Je me souviens, peu de temps avant la pandémie, à l’hiver 2019, je suis allé comme tous les deux ans sur un salon qui s’appelle Milipol, un grand salon de l’armement qui se tient au parc des expositions de Villepinte, où vous pouvez acheter des chars d’assaut et vous avez des flics en civil qui posent une RTT, qui viennent essayer des gros flingues et puis vous avez tout un tas de sociétés qui vendent des technologies de surveillance en tout genre, etc. Ce qui m’avait frappé c’était que fin 2019, ce qu’on voyait vraiment partout, sur tous les stands, c’était la safe city, c’était la ville sûre. La ville sûre après des années où on a eu le paradigme de la smart city, la ville intelligente où on va rationaliser les transports, on va faire des économies d’énergie, on va fluidifier la circulation des individus, etc., qui étaient un peu des villes idéales comme ça, des monades. Ça a été complètement remplacé par l’idée ou l’idéologie de la safe city qui est finalement la même chose mais avec un gros vernis sécuritaire où vous avez des capteurs, des caméras, etc., qui vont permettre de contrôler un espace urbain qui est un espace urbain qui est forcément peu sûr. Quand vous écoutez, par exemple, des industriels de Thalès, pour citer une grande entreprise française, ils vous expliquent le devenir urbain : vous allez avoir une partie exponentielle de la population qui va vivre dans des villes, vous aurez 75 % de la population mondiale qui vivra dans des villes, donc, dans ces conditions-là, les villes vont être peu sûres, donc on aura besoin de technologie pour amener la police à l’intérieur de la polis on va dire.
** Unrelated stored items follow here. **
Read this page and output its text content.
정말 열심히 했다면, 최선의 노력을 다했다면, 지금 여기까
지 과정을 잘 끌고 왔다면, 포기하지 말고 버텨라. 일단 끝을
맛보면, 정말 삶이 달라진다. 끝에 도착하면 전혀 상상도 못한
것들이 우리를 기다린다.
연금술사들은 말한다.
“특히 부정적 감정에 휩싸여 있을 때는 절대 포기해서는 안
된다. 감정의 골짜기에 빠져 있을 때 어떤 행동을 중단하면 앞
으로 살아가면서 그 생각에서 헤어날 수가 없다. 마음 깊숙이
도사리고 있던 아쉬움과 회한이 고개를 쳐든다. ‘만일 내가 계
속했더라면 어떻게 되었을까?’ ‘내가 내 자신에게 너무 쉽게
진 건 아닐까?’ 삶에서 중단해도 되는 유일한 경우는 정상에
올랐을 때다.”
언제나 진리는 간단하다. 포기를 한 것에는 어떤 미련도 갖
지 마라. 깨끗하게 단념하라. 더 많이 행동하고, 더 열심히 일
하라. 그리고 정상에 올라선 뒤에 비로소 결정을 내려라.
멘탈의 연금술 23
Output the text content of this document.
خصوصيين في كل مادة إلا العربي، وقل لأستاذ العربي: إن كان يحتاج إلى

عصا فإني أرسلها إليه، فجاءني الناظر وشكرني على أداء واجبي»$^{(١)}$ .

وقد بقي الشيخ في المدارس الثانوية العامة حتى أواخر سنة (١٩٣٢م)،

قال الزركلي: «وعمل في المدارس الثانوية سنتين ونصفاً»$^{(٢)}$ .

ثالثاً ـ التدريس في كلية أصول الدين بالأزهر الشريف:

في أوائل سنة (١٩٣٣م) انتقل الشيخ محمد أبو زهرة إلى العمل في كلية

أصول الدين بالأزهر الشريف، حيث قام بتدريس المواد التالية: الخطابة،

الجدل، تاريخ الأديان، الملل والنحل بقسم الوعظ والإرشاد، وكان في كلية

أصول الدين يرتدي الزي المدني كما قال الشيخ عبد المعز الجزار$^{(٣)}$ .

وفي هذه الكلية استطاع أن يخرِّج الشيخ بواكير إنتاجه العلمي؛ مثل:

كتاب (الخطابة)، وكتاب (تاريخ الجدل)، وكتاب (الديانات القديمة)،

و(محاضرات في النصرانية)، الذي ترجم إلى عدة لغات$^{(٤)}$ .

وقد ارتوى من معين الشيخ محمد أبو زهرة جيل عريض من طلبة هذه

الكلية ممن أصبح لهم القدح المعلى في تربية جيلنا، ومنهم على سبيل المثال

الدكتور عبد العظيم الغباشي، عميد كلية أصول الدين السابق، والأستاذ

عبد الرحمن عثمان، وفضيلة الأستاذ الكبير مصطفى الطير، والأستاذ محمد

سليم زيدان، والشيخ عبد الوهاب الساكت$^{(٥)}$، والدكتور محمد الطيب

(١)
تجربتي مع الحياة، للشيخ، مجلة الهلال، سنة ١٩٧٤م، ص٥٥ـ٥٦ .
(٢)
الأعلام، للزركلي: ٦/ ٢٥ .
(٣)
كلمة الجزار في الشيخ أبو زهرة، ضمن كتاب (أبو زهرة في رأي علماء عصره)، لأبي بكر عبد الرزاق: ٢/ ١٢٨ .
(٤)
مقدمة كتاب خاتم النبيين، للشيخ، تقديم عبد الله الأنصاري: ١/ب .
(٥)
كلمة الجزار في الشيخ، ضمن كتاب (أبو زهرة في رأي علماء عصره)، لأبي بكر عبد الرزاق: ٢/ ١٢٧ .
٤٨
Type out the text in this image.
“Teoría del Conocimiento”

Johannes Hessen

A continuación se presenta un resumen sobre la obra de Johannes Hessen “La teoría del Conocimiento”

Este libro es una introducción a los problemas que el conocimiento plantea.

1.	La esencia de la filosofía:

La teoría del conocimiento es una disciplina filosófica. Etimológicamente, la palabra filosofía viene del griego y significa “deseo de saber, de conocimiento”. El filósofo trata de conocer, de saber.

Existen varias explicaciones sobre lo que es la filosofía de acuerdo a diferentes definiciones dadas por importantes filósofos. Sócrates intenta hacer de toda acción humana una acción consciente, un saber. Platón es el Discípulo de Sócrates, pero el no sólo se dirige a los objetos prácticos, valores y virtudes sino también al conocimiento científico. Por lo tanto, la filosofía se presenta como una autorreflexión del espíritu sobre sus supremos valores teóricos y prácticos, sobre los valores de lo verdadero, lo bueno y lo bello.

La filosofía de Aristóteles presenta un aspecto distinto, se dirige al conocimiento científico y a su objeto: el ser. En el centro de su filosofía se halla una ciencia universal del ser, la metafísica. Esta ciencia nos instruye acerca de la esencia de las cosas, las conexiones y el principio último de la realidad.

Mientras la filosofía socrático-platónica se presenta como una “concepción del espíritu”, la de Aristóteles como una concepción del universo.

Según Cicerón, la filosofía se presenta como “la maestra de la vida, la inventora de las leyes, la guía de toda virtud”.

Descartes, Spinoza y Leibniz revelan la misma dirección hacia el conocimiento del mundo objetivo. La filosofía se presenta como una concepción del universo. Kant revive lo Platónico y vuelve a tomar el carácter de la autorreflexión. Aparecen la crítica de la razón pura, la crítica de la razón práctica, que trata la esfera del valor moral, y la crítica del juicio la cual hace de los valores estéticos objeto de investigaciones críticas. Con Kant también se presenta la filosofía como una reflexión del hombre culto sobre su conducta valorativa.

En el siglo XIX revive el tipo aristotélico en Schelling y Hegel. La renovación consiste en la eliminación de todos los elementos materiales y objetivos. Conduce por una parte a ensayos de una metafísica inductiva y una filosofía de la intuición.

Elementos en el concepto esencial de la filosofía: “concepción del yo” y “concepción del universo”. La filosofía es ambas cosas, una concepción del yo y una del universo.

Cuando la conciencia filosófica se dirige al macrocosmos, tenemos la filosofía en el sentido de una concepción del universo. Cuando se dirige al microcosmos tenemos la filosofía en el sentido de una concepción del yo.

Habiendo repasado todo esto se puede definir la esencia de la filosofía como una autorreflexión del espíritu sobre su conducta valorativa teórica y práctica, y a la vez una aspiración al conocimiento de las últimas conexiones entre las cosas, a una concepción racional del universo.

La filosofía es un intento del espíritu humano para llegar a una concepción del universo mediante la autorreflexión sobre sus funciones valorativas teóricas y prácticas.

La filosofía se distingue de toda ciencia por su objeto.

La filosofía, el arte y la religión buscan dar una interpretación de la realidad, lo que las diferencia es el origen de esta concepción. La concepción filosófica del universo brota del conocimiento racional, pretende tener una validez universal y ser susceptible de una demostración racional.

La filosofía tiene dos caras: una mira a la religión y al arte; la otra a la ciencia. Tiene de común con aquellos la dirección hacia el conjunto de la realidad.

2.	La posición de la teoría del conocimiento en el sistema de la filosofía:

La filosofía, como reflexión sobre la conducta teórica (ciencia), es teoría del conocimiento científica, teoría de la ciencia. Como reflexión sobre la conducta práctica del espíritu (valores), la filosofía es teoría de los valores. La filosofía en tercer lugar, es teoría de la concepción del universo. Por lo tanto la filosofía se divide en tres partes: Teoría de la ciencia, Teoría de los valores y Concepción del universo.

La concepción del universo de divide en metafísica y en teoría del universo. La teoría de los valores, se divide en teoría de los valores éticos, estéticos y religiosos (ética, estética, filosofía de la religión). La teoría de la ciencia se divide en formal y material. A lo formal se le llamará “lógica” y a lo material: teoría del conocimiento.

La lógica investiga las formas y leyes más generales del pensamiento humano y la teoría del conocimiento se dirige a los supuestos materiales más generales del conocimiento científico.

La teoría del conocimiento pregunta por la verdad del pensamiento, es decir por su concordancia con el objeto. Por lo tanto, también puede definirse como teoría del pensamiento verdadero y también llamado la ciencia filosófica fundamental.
On voyait déjà cette idée-là qui infusait et maintenant qu’on est dans un environnement, en tout cas dans une longue séquence pandémique où on voit bien que la question de la circulation des individus est quand même une question qui occupe beaucoup la puissance publique que ce soit chez nous ou ailleurs, cette idéologie-là me semble sortir assez fortifiée de la crise sanitaire qu’on est en train de traverser. J’ai des exemples en tête qui sont des exemples très précis. Palantir [8] est une entreprise américaine qui a été créée en 2003 après les attentats du 11 septembre grâce au fond d’investissement de la CIA qui s’appelle In-Q-Tel, qui a été fondée avec une vraie optique de lutter contre le terrorisme, qui a travaillé très tôt avec les services de renseignement américain, les forces de police, qui travaille aussi avec la DGSI en France, le renseignement intérieur, depuis les attentats de 2015, qui travaille aussi beaucoup avec de grandes entreprises en France et à l’étranger que ce soit Airbus, de grandes banques, etc., pour optimiser leurs chaînes de montage, rationaliser les coûts. Palantir, qui a passé des années à perdre de l’argent, toujours un peu en perte, a augmenté son chiffre d’affaires de 35 % sur l’année 2020, a été introduite en bourse après des années de rumeurs et de bruissements qui annonçaient cette introduction et surtout a profité de la crise sanitaire pour mettre la main sur des marchés qui sont quand même des marchés assez cruciaux. En France on leur a fermé la porte au nez, ils ont approché l’AP-HP, l’Assistance publique – Hôpitaux de Paris, pour traiter les données hospitalières et on leur a dit « non merci », notamment parce que le contrat avec la DGSI ne satisfait pas tout le monde en France pour des questions de souveraineté. Ils sont allés toquer à la porte du Royaume-Uni et là le NHS, qui est le système de santé public britannique, leur a ouvert grand les portes. Ils ont signé un premier contrat à une livre symbolique, puis un autre contrat, deux mois plus tard, pour un million de livres et finalement, l’hiver dernier, ils ont signé un autre contrat pour 23 millions de livres. En fait, ils développent des outils qui vont permettre au NHS de mieux mesurer, on va dire, à la fois dans l’urgence les indicateurs hospitaliers, médicaux, etc., et demain d’utiliser les données de santé pour faire de l’innovation, etc.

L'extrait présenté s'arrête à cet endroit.